BEIJING (REUTERS) - China's factory gate prices rose at their fastest annual pace in over 12 years in May, driven by surging commodity prices, highlighting global inflation pressures at a time when policymakers are trying to revitalise Covid-hit growth.
Investors are increasingly worried that pandemic-driven stimulus measures could supercharge global inflation and force central banks to tighten policy, potentially curbing the recovery.
China's producer price index (PPI) increased 9 per cent, the National Bureau of Statistics (NBS) said on Wednesday (June 9), as prices bounced back from last year's pandemic lows. The PPI rise was driven by significant price increases in crude oil, iron ore and non-ferrous metals, the NBS said.
Analysts in a Reuters poll had expected the PPI to rise 8.5 per cent after a 6.8 per cent increase in April.
The surge in PPI has yet to feed through to China's consumer inflation, meaning the People's Bank of China is unlikely to worry for now. But there are some signs that Chinese factories, with already tight profit margins, are passing on higher raw material and component costs to overseas clients, which could reinforce the global inflation loop.
"The worry is PPI may hover at an elevated level for an extended period of time, which would create economic headaches if mid- or downstream firms fail to absorb higher costs," said Nie Wen, chief economist at Hwabao Trust.
Consumer prices saw their biggest year-on-year increase in eight months but came in below expectations and remained well below the government's official 3 per cent target.
"Producer price inflation is probably close to a peak... we don't expect (consumer price inflation) to rise much above 2 per cent in the coming quarters.
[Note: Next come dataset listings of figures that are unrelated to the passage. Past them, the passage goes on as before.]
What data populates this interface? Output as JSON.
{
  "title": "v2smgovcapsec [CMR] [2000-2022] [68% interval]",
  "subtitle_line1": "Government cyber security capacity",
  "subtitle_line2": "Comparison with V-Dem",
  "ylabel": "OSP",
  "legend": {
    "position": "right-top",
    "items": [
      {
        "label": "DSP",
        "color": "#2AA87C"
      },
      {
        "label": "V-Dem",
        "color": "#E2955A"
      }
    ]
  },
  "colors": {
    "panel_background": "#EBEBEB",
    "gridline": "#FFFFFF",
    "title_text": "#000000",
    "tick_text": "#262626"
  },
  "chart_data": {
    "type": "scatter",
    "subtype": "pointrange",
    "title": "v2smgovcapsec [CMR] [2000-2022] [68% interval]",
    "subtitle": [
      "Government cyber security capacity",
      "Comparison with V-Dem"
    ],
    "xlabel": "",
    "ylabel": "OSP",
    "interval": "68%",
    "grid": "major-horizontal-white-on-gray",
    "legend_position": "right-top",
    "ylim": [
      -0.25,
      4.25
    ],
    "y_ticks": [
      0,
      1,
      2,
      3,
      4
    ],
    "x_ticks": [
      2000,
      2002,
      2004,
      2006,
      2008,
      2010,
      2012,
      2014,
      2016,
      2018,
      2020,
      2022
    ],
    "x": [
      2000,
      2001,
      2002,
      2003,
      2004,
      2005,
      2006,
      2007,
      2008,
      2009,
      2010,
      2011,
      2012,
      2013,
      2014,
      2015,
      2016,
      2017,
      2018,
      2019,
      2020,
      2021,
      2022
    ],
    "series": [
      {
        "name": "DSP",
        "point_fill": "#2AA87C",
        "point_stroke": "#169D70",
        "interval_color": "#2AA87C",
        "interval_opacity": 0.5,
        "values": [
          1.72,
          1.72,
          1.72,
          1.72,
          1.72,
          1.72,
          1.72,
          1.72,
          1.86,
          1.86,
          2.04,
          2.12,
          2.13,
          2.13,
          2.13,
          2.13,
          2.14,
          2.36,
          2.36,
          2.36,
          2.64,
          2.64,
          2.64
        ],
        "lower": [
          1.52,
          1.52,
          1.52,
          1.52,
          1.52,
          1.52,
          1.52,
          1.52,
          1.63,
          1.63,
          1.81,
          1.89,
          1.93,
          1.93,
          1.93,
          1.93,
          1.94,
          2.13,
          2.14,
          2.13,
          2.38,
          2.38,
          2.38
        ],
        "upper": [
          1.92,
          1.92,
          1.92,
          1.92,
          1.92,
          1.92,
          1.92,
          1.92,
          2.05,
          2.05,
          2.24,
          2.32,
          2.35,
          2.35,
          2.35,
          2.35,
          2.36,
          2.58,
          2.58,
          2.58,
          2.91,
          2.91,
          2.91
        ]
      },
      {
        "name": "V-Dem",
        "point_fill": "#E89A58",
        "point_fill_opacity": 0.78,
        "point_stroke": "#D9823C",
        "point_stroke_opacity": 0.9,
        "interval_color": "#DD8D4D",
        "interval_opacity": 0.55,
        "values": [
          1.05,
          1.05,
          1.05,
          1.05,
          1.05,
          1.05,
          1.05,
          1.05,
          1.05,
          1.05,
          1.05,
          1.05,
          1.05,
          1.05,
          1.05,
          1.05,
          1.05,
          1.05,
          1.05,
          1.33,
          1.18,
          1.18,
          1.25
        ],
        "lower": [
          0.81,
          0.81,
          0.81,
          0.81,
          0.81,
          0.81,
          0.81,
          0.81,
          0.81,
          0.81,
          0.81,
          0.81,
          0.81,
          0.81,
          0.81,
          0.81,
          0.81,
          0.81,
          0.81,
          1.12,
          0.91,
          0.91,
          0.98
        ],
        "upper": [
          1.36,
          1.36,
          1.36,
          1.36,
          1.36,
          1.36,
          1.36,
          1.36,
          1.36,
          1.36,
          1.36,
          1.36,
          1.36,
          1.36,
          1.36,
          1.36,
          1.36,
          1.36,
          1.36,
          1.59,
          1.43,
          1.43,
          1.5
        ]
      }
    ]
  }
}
As such, (the data) is unlikely to trigger any shift in monetary policy," said Mr Julian Evans-Pritchard, senior China economist at Capital Economics.
The release comes as US inflation data on Thursday is being closely watched by investors, who worry another high reading might put pressure on the Federal Reserve to start thinking about tapering its stimulus.
Prices for commodities including coal, steel, iron ore and copper, which affect the PPI, have surged this year, fuelled by post-lockdown recoveries in demand and ample global liquidity.
Higher commodity prices and low bases last year could further drive up China's producer price inflation in the second and third quarters, China's central bank has said.
Chinese policymakers have pledged to take measures to cool red hot commodity prices and prevent them being passed on to consumers, while the state planner has said China will strengthen price controls of iron ore, copper, corn and other commodities.
NBS data also showed China's consumer price index (CPI) rose 1.3 per cent in May in annual terms, up from a 0.9 per cent gain in April but lower than the 1.6 per cent forecast in the Reuters poll.
Food inflation rose 0.3 per cent in May from a year earlier on higher prices for freshwater fish and eggs, despite still falling pork prices. That compared with a 0.7 per cent drop in food prices in April.
Non-food prices, including airfares, gasoline and diesel prices, accelerated to 5.5 per cent, likely bolstered by China's Labour Day Holiday at the start of May.
On a monthly basis, rising factory input costs have started to be passed onto consumers in the sales of fridges, televisions, laptops, construction materials and summer clothes, but their price gains remained mild, NBS senior statistician Dong Lijuan said.
China's economy has seen a strong rebound from a coronavirus-induced slump early last year, growing a record 18.3 per cent in the first quarter.